"The Surprise Temper Tantrum" by Mary Jo Thayer
Confessions of a Homeschooler

The year my husband and I decided to explore homeschooling brought an unexpected reaction from one of our children. It wasn’t the pre-adolescent 10-year-old girl prone to hormones. It wasn’t the stubborn six-year-old boy who did not like change. And, it certainly wasn’t the two-year-old who began, out of the blue one late May, sadly and pitifully to say each day after his lunch, “When can we go get my tids (kids) from cool (school)? I miss my tids..” It was the eight-year-old, the child who up until that point had never questioned or argued about any of our parental decisions.

It wasn’t like our kids weren’t in on the conversation from the get-go. It wasn’t like there wasn’t the drawing card that our best friends were going to leave the same school in favor of the homeschool adventure. So, what in the world happened when we made that decision for our family and told her so?

This is what happened. We decided to talk to each school child separately, so that they would have the opportunity to say whatever was on their minds without any pressure from their siblings. So, we brought in our older daughter first. No problem. She was ecstatic! She’s the one who asked to be homeschooled in the first place. Then we told the kindergartner because he happened into the house at that moment. No real reaction. He was too focused on getting back to the sandbox. That left the younger daughter, whom we had to interrupt from outside time. Our first bad move.

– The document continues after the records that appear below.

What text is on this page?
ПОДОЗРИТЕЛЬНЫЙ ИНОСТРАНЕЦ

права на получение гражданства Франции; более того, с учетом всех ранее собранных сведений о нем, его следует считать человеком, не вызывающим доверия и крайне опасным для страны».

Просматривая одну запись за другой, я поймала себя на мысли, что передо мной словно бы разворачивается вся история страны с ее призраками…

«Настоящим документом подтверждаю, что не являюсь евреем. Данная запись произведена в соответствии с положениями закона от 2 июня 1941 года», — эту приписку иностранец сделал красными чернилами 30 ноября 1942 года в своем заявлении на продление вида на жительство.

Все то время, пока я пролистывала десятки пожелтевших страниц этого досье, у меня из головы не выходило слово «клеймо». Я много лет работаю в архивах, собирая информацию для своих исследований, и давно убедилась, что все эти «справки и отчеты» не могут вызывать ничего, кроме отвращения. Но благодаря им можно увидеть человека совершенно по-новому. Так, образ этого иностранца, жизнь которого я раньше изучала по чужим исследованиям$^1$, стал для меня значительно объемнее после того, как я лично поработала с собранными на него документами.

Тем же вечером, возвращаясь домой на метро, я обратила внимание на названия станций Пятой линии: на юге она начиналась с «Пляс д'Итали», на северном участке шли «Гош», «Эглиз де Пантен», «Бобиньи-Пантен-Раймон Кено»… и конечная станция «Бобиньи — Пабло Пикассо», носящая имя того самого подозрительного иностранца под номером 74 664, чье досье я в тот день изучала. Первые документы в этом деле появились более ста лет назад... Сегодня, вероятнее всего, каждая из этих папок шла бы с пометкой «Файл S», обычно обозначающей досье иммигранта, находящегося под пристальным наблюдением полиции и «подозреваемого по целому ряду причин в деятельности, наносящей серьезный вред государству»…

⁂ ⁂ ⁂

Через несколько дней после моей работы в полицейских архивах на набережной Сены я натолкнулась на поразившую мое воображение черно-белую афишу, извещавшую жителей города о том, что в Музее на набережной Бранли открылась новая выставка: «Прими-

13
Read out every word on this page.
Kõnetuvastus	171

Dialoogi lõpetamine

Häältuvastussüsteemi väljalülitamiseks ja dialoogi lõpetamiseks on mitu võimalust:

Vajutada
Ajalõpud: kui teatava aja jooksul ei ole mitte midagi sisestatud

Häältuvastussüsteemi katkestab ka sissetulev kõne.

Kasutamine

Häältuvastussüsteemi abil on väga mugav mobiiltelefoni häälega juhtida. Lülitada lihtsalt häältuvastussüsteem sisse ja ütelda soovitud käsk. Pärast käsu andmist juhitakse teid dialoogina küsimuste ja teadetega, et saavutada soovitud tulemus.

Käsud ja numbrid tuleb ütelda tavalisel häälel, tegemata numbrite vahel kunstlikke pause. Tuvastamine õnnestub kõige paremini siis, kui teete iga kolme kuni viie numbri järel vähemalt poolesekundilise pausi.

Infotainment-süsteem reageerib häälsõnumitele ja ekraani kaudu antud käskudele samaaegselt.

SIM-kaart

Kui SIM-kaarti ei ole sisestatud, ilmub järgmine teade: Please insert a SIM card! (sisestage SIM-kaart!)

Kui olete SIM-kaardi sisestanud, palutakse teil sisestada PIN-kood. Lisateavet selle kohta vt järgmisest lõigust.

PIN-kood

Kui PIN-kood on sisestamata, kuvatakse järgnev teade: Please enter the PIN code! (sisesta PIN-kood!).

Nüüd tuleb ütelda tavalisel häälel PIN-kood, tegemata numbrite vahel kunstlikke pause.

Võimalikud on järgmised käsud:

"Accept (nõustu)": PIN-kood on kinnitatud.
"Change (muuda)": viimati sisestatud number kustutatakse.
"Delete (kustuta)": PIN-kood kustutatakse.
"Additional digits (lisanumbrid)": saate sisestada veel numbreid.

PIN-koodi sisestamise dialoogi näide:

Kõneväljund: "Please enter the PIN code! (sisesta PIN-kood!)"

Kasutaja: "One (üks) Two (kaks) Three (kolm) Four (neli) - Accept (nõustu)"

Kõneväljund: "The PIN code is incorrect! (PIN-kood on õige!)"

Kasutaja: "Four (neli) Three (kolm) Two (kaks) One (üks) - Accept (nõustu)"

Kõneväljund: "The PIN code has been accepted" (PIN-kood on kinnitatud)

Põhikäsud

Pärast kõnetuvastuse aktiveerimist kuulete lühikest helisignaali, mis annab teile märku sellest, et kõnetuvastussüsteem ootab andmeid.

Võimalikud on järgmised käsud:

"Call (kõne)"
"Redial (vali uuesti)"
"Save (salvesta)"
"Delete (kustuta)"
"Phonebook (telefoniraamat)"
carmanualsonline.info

Being the smarty pants that she was, she kind of knew what was coming. Was it because our older daughter had already gone back outside with a cat-who-ate-the-canary grin? Me thinks so. Anyway, daughter number two came to the kitchen table all solemn-looking to hear us out. We began, as all parents do when they get the impression that the message will be hard to hear, with lots of smiles and positive reasons a family might choose homeschooling. The look on her face told us she wasn’t buying it. Not for one blessed cent.

As we got closer to the actual announcement, her chest started to heave a little and her face got red from trying to suppress emotions. As soon as we were finished talking, the poor little thing could not hold it in any longer. She threw herself under the kitchen counter and began wailing and whining like no tomorrow, “I will not be homeschooled! I don’t want to be homeschooled! I don’t want to leave our real school! I’m not doing it!!!”

We were quite unsure of what to do. We had never seen this child have such a fit over anything. She was the perpetually happy one, like her father. She was the one who was blonde, blue-eyed, dimpled, and bubbly. She liked everyone, and everyone liked her. She was the one in class everyone wanted to sit next to and partner with. She was loved by students and teachers alike. She was the hub of every classroom she had ever been in. What the heck?

Then, it hit me. Like a ton of bricks. She was used to and enjoyed her celebrity status, and it scared her to death to have to come home and be treated like a regular joe. She was afraid, as the quiet complacent child, that she might just evaporate into the woodwork and that no one would notice.

I’d like to say that after some wise and kind words from her parents that this child took to the idea of homeschooling. No sir. Not on your life! She knew she had no choice in the matter, and she did not like it–at all! She did come home for schooling that next fall, and she was her excellent academic self. But, every now and then, she would ask (er, beg) to go back to school. This pattern continued through all of third grade and half of fourth. Then one night while I was tucking her in, she surprised the heck out of me by saying, “Thank you, Mom, for homeschooling me. I couldn’t stand to go back into a classroom with all that confusion.” And, since that moment, there have been no more temper tantrums. At least not from her.